The research by Dr. Ruth McRoy of the School of Social Work and Dr. Harold Grotevant of the University of Minnesota looked at a group of birthmothers, adoptive parents, adopted children/adolescents and service providers — a total of 721 individuals and 35 agencies — during a span of 13 years (1987-2000). The study involved interview as well as survey data, making it unique.

In the research, McRoy looked at birthmothers and Grotevant studied the adopted children and adoptive parents.

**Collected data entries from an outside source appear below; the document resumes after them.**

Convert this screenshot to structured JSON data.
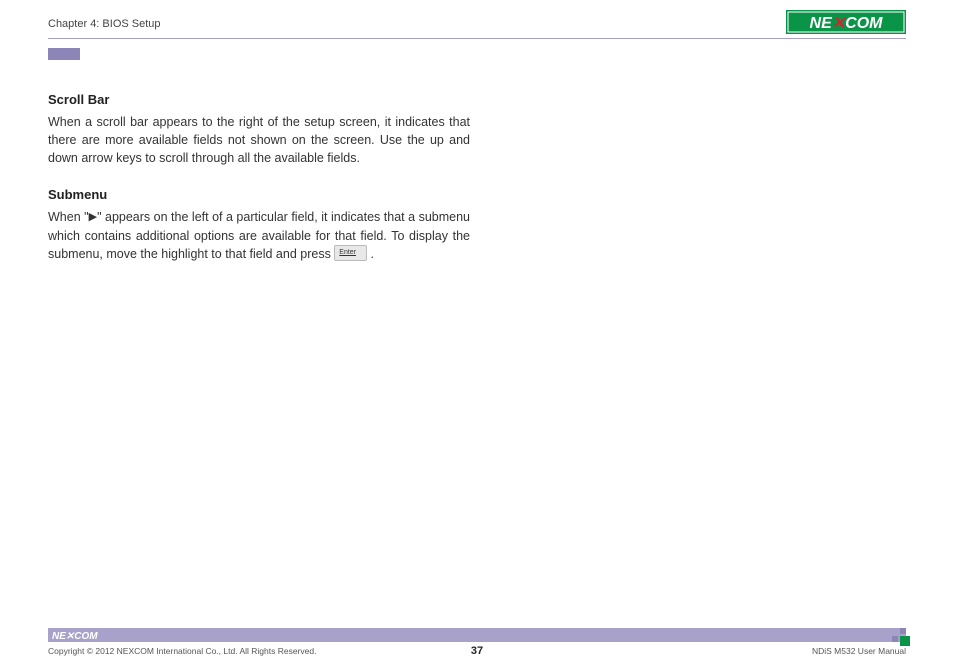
{
  "header": {
    "chapter": "Chapter 4: BIOS Setup",
    "logo_text": "NEXCOM"
  },
  "sections": {
    "s1": {
      "heading": "Scroll Bar",
      "text": "When a scroll bar appears to the right of the setup screen, it indicates that there are more available fields not shown on the screen. Use the up and down arrow keys to scroll through all the available fields."
    },
    "s2": {
      "heading": "Submenu",
      "text_before": "When \"",
      "arrow": "▶",
      "text_mid": "\" appears on the left of a particular field, it indicates that a submenu which contains additional options are available for that field. To display the submenu, move the highlight to that field and press ",
      "key": "Enter",
      "text_after": " ."
    }
  },
  "footer": {
    "logo_text": "NE COM",
    "copyright": "Copyright © 2012 NEXCOM International Co., Ltd. All Rights Reserved.",
    "page_number": "37",
    "manual": "NDiS M532 User Manual"
  }
}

Despite the fact that adoption practices have changed dramatically during the past decade in the United States, there has been virtually no research on the consequences of variations in adoption arrangements for individuals, relationships and families involved, said McRoy.

“Historically, adoptions have been confidential, but that has changed as society has become more open,” said McRoy. “Confidentiality is no longer the norm.”

The degree of openness included in the study ranges from confidential (no exchange of information) to mediated sharing (sharing of information typically mediated by the adoption agency) to fully disclosed adoptions (involving direct sharing of information with meetings between adoptive family and birthparent).

In the new phase of the study, “Adoption Openness: Longitudinal Birthmother Outcomes,” McRoy reported that birthmothers in the sample experienced significant changes in openness over a seven-year period of time. Of the 127 birthmothers in the sample, 50 experienced a change in openness level, with 29 (58 percent) experiencing an increase in openness level and 21 (42 percent) experiencing a decrease.

The findings also show that birthmothers in direct contact with the adoptive family report greater satisfaction with openness, lower levels of grief about the placement and more satisfaction with their role in relationship to the adopted youth. However, birthmothers in every level type of adoption were able to describe satisfactions and stressors with their level of openness.

The findings regarding openness 12-20 years after the adoption placement support the findings from McRoy and Grotevant’s earlier study that no one type of adoption fits every person’s wants and needs.

“Birthmothers in fully disclosed adoptions are more satisfied with their birthmother role in relation to the adopted youth than those with no current contact,” said McRoy, who has been studying openness in adoption since 1985. “Those in the ‘confidential and stopped mediated with updates’ categories have the lowest average satisfaction with the role.

“In short, we have found that for most birthmothers, the more open the adoption, the greater the birthmother’s satisfaction,” McRoy said.

The findings regarding openness 12-20 years after the adoption placement support the findings from McRoy and Grotevant’s earlier study that no one type of adoption fits every person’s wants and needs.

“Over the past 25 years, the demand for and provision of openness in adoption has increased dramatically,” said McRoy. “And, research on the outcomes of openness for those involved has been urgently needed.”

Adoption, said the researchers, should be viewed as an ongoing process rather than a one-time event.

The project was initiated with funding from the federal Office of Population Affairs of the Department of Health and Human Services. Additional funding was provided by the National Institute of Child Health and Human Development, Hogg Foundation for Mental Health, W.T. Grant Foundation and the University Research Institute.